A promising opportunity to rein in presidential emergency powers
Senate hearing explores bipartisan reforms to National Emergencies Act
When disaster strikes, the president has the authority to declare a national emergency and unlock a broad range of powers and resources to address the devastation.
Most Americans are pretty familiar with these kinds of national emergencies — be it a widespread natural disaster, a global pandemic, or a terrorist attack. What’s lesser known, however, is just how vast the president’s power truly is following such a declaration, and what little influence Congress has in checking the president’s emergency powers.
That’s why today’s hearing in the Senate Homeland Security and Governmental Affairs Committee (HSGAC) — led by Chairman Gary Peters (D-MI) and Ranking Member Rand Paul (R-KY) — on potential reforms to the National Emergencies Act (NEA) is so encouraging. It is the first time the Senate has formally revisited the topic of emergency powers since 2019, before we all experienced the COVID-19 pandemic. At first glance, this may seem like your average wonky congressional event, but considering the vast powers within the NEA, it is — in fact — an urgent priority that all Americans should care about.
What are presidential emergency powers?
The premise behind emergency powers is an understandable one: in times of truly unexpected national crises, the executive branch needs to be able to act swiftly to protect the national interest.

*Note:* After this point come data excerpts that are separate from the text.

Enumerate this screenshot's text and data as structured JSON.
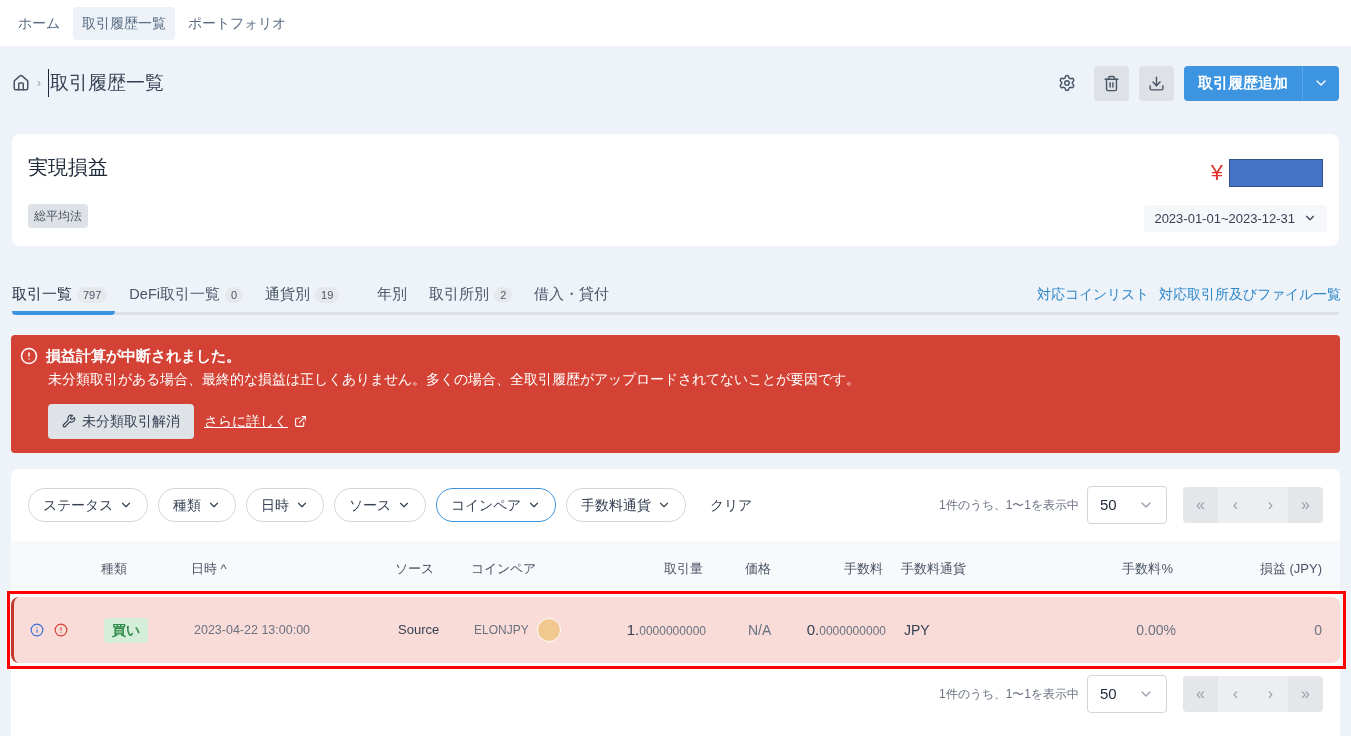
{
  "nav": [
    {
      "label": "ホーム",
      "selected": false
    },
    {
      "label": "取引履歴一覧",
      "selected": true
    },
    {
      "label": "ポートフォリオ",
      "selected": false
    }
  ],
  "breadcrumb": {
    "separator": "›",
    "title": "取引履歴一覧"
  },
  "actions": {
    "primary": "取引履歴追加"
  },
  "summary": {
    "title": "実現損益",
    "method": "総平均法",
    "currency": "¥",
    "period": "2023-01-01~2023-12-31"
  },
  "tabs": [
    {
      "label": "取引一覧",
      "count": "797",
      "selected": true
    },
    {
      "label": "DeFi取引一覧",
      "count": "0",
      "selected": false
    },
    {
      "label": "通貨別",
      "count": "19",
      "selected": false
    },
    {
      "label": "年別",
      "selected": false
    },
    {
      "label": "取引所別",
      "count": "2",
      "selected": false
    },
    {
      "label": "借入・貸付",
      "selected": false
    }
  ],
  "links": [
    "対応コインリスト",
    "対応取引所及びファイル一覧"
  ],
  "alert": {
    "title": "損益計算が中断されました。",
    "message": "未分類取引がある場合、最終的な損益は正しくありません。多くの場合、全取引履歴がアップロードされてないことが要因です。",
    "button": "未分類取引解消",
    "link": "さらに詳しく"
  },
  "filters": [
    {
      "label": "ステータス",
      "selected": false
    },
    {
      "label": "種類",
      "selected": false
    },
    {
      "label": "日時",
      "selected": false
    },
    {
      "label": "ソース",
      "selected": false
    },
    {
      "label": "コインペア",
      "selected": true
    },
    {
      "label": "手数料通貨",
      "selected": false
    }
  ],
  "clear": "クリア",
  "pagination_top": {
    "info": "1件のうち、1〜1を表示中",
    "page_size": "50",
    "buttons": [
      "«",
      "‹",
      "›",
      "»"
    ]
  },
  "table": {
    "columns": [
      "種類",
      "日時 ^",
      "ソース",
      "コインペア",
      "取引量",
      "価格",
      "手数料",
      "手数料通貨",
      "手数料%",
      "損益 (JPY)"
    ],
    "rows": [
      {
        "highlighted": true,
        "type": "買い",
        "datetime": "2023-04-22 13:00:00",
        "source": "Source",
        "pair": "ELONJPY",
        "amount": {
          "whole": "1.",
          "fraction": "0000000000"
        },
        "price": "N/A",
        "fee": {
          "whole": "0.",
          "fraction": "0000000000"
        },
        "fee_currency": "JPY",
        "fee_pct": "0.00%",
        "pnl": "0"
      }
    ]
  },
  "pagination_bottom": {
    "info": "1件のうち、1〜1を表示中",
    "page_size": "50",
    "buttons": [
      "«",
      "‹",
      "›",
      "»"
    ]
  }
}
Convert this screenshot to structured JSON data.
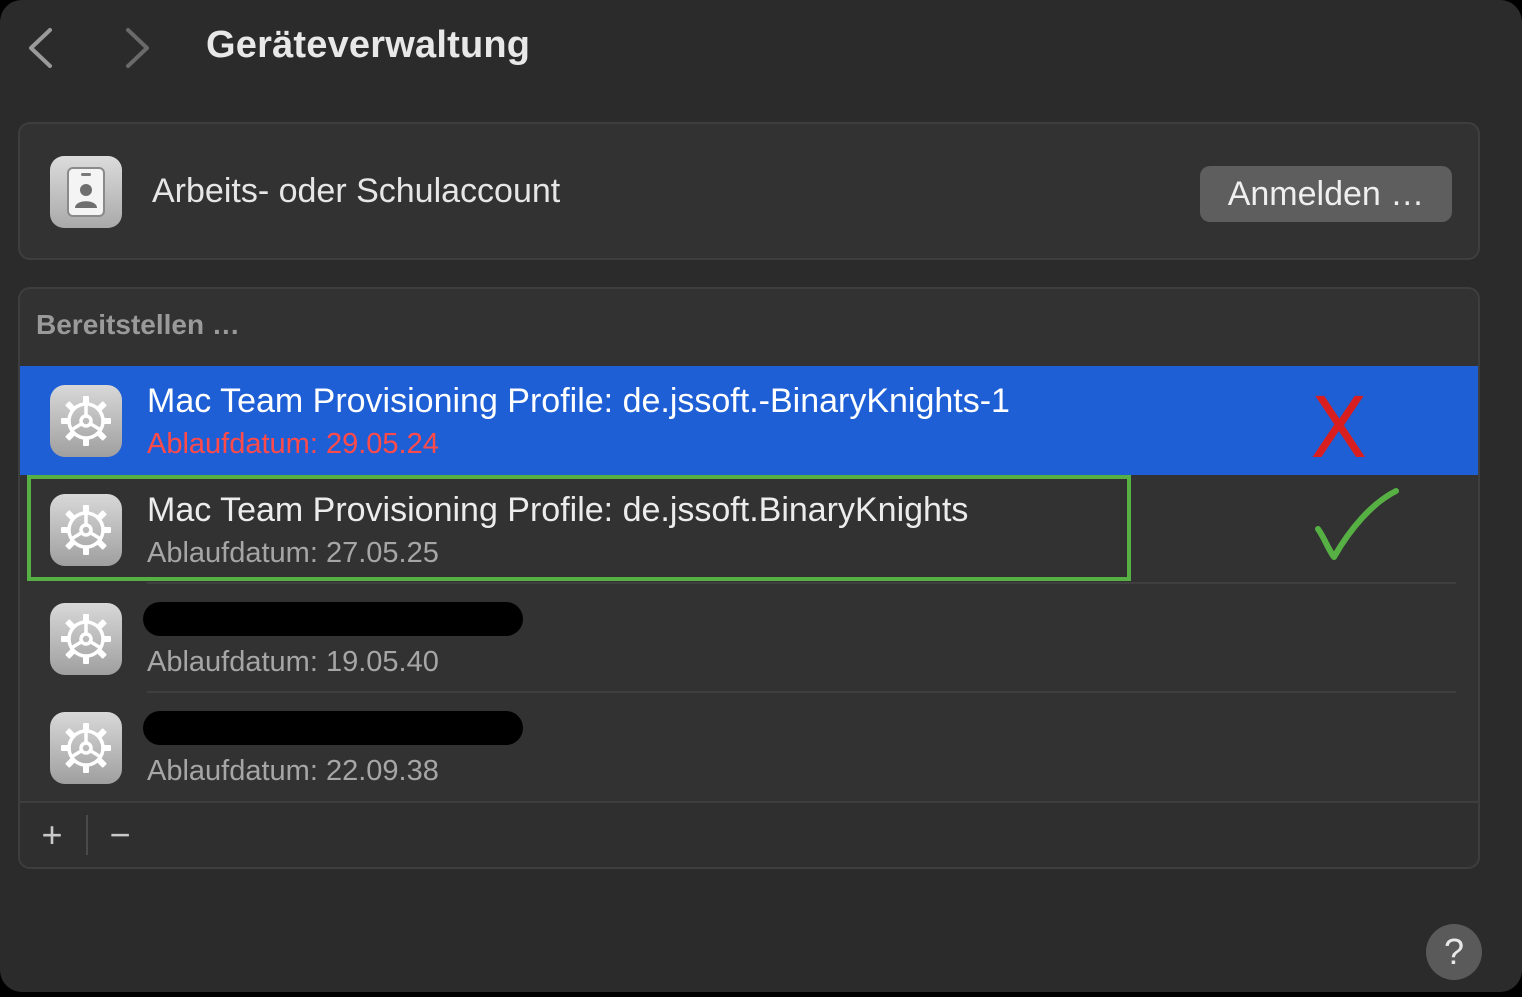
{
  "header": {
    "title": "Geräteverwaltung",
    "back_icon": "chevron-left-icon",
    "forward_icon": "chevron-right-icon"
  },
  "account": {
    "label": "Arbeits- oder Schulaccount",
    "button_label": "Anmelden …",
    "icon": "id-badge-icon"
  },
  "profiles": {
    "section_title": "Bereitstellen …",
    "items": [
      {
        "name": "Mac Team Provisioning Profile: de.jssoft.-BinaryKnights-1",
        "expiry": "Ablaufdatum: 29.05.24",
        "selected": true,
        "expired": true,
        "icon": "gear-icon"
      },
      {
        "name": "Mac Team Provisioning Profile: de.jssoft.BinaryKnights",
        "expiry": "Ablaufdatum: 27.05.25",
        "selected": false,
        "expired": false,
        "icon": "gear-icon"
      },
      {
        "name": "",
        "expiry": "Ablaufdatum: 19.05.40",
        "redacted": true,
        "icon": "gear-icon"
      },
      {
        "name": "",
        "expiry": "Ablaufdatum: 22.09.38",
        "redacted": true,
        "icon": "gear-icon"
      }
    ]
  },
  "annotations": {
    "cross_mark": "X",
    "cross_color": "#d81e1e",
    "check_color": "#56b043",
    "highlight_color": "#56b043"
  },
  "toolbar": {
    "add_label": "+",
    "remove_label": "−"
  },
  "help": {
    "label": "?"
  },
  "colors": {
    "selection": "#1f5fd6",
    "expired_text": "#ff4a4a",
    "background": "#2b2b2b"
  }
}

Still, Congress knew that delegating these vast powers to the executive branch came with risk, which is why it passed the NEA in 1976 to constrain executive overreach by allowing Congress to terminate a national emergency through a simple concurrent resolution, which didn’t require the president’s signature. Unfortunately, the Supreme Court declared such “legislative vetoes” unconstitutional in 1983, leaving in its wake a regime that — in the words of one expert — makes emergencies “easy to declare and hard to stop.”
Since that 1983 decision, both Democratic and Republican administrations have used the NEA to circumvent the presidency’s normal legal constraints in order to achieve policy outcomes that cannot pass through Congress. In recent years, presidents of both parties have taken these efforts to new heights. For example, in 2019, President Trump declared a national emergency at the southern border to override congressional refusal to fund a border wall. And in 2021, President Biden relied on emergency powers to attempt to forgive hundreds of billions in student loans debt during the COVID-19 pandemic.
While these recent abuses are troubling, the potential for more egregious violations of civil rights and liberties are cause for genuine alarm. As the Brennan Center for Justice has documented, the declaration of a national emergency makes available to the president over 130 discrete statutory powers. These include the ability to shut down communications facilities, control domestic transportation, suspend the Clean Air Act, seize Americans’ private property, and even test biological weapons on human subjects.
Fortunately, today’s Senate hearing demonstrates the increased congressional interest in updating the NEA. As Chairman Gary Peters (D-MI) noted in his opening remarks:
Reforming the National Emergencies Act is not about thwarting the policy goals of either party, it’s about strengthening our democracy and ensuring that Congress maintains the responsibility to oversee executive power. We have had bipartisan support for this reform in the past… and I’m looking forward to considering legislative options that can advance in committee this Congress.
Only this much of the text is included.